Over 1 million jobs have been wiped out since the onset of this recovery. Since the end of 2000, the private sector has seen 3.2 million jobs destroyed, the most severe slump in employment since the Great Depression.

In a speech on his economic policies delivered Thursday in Kansas City, Mo.—a metropolitan area that has lost 44,000 jobs, 5 percent of its total workforce, since 2000—Bush brushed off the new round of dismal economic reports, declaring himself “much more optimistic today than I was a year ago” about job growth.

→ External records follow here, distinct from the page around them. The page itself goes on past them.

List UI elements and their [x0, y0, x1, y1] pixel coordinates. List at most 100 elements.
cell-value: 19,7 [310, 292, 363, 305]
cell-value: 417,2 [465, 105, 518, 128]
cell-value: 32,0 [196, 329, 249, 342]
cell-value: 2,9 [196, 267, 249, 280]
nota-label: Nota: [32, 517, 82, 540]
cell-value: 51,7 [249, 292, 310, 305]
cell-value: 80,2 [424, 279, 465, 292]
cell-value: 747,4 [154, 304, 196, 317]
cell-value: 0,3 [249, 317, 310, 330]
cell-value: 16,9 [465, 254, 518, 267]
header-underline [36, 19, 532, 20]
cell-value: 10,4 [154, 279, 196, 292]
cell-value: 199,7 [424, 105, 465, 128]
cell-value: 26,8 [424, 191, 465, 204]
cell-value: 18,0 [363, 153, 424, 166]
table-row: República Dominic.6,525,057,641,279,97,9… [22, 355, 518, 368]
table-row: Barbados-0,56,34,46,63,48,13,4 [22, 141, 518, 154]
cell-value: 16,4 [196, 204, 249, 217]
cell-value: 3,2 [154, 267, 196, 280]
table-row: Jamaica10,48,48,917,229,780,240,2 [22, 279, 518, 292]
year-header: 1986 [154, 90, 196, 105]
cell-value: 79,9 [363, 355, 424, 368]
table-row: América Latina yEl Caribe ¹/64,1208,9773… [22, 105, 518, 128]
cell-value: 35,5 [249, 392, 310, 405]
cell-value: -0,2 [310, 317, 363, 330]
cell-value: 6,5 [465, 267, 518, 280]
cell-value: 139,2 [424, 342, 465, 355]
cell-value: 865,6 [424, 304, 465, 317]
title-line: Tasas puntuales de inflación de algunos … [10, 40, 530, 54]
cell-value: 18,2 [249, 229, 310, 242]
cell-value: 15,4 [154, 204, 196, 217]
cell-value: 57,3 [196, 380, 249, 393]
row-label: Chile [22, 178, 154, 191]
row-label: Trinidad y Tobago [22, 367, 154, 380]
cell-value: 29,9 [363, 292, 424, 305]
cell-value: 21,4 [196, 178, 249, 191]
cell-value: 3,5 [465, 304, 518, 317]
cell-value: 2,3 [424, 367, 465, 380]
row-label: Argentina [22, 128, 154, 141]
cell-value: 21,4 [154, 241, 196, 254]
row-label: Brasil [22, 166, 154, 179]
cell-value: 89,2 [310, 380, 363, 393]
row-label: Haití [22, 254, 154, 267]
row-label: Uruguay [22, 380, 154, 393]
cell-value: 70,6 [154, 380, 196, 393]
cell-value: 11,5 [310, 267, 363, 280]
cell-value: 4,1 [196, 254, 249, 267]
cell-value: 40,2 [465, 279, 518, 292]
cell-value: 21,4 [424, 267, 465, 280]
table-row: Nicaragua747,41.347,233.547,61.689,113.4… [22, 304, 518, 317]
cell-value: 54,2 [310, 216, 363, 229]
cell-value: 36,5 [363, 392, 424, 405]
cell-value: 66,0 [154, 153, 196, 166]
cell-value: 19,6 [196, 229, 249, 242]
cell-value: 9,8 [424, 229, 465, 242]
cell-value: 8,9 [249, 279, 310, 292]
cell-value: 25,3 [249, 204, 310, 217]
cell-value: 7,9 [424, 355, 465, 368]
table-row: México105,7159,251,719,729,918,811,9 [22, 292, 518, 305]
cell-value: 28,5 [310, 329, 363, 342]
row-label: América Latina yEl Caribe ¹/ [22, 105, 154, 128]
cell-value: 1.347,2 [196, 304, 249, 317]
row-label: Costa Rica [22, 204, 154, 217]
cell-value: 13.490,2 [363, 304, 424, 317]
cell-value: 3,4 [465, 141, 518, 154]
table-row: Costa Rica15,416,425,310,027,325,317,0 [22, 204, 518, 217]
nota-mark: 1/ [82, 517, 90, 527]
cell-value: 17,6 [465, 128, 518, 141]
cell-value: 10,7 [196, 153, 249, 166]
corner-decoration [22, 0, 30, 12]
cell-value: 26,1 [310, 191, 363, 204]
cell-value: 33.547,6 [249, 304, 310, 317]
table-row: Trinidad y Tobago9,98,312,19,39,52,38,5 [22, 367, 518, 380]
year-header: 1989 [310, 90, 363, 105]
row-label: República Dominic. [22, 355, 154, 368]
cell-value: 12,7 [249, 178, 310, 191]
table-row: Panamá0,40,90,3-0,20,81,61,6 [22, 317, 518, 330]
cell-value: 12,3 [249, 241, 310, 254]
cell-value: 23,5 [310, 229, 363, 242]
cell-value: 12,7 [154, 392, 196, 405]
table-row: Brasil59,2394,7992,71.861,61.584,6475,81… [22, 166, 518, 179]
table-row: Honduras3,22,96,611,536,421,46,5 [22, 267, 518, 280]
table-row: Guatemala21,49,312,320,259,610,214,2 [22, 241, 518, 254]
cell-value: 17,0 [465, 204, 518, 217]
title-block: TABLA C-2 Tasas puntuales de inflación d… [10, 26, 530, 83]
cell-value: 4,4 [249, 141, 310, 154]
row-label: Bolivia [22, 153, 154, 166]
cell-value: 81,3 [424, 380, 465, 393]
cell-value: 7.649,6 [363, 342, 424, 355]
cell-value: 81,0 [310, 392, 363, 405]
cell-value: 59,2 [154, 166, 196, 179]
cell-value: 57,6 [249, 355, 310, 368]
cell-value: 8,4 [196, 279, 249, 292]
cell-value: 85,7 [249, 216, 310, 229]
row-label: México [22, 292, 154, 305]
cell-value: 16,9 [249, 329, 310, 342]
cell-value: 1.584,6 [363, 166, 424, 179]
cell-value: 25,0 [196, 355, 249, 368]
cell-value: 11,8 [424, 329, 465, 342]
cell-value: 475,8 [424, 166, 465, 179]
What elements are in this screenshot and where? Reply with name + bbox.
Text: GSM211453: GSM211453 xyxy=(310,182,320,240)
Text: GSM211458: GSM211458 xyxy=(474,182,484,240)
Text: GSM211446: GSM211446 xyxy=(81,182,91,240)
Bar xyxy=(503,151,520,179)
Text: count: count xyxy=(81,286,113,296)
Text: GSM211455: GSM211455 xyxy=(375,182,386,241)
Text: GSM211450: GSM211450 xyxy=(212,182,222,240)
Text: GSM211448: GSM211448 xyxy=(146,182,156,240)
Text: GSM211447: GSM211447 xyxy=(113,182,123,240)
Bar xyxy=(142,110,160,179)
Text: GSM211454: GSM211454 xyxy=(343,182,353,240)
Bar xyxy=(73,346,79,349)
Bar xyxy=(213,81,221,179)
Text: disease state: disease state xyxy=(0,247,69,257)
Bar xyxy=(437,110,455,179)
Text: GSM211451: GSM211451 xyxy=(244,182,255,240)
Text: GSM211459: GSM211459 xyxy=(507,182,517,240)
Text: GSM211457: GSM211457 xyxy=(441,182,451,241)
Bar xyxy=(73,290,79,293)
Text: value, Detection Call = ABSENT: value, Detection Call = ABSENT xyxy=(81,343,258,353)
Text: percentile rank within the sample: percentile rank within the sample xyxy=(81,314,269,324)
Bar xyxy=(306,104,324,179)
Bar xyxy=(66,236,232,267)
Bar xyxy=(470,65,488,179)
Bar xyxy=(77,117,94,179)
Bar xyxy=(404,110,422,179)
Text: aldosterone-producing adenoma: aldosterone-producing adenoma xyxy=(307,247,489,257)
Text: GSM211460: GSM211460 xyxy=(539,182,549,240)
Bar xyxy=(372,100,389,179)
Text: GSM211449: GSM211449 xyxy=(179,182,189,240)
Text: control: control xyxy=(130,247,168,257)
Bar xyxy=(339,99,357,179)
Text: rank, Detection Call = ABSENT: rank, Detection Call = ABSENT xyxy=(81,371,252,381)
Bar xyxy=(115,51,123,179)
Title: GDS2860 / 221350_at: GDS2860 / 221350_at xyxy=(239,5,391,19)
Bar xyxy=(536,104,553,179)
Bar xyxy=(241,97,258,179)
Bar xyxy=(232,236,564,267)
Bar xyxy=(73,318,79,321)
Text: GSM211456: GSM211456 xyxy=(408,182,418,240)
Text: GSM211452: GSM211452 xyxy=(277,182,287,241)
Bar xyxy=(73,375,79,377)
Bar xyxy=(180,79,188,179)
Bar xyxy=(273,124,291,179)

He claimed without any evidence that his tax-cut package “came at the exact right time,” supposedly preventing another 1.5 million workers from joining the unemployment lines. He called for even deeper cuts in taxes on the wealthy as the solution to the protracted jobs crisis.

In an interview with CNBC, the US president exhibited his trademark combination of cynicism and ignorance, declaring: “Rather than quantifying the numbers, all I want to do is create the conditions necessary so all eligible people can find work.”

The administration has floated a proposal to create a new assistant secretary post in the Commerce Department, supposedly with a mandate to promote the retention of US manufacturing jobs. The proposal for a so-called “manufacturing czar” has been derided both by Bush’s critics as well as some of his right-wing supporters as an empty gesture.

Mounting unrest over the unemployment crisis was reflected in a poll released this week by the Pew Research Center showing that more than twice as many people in the US believe the White House should focus on the economic crisis—57 percent—rather than the “war on terrorism”—27 percent.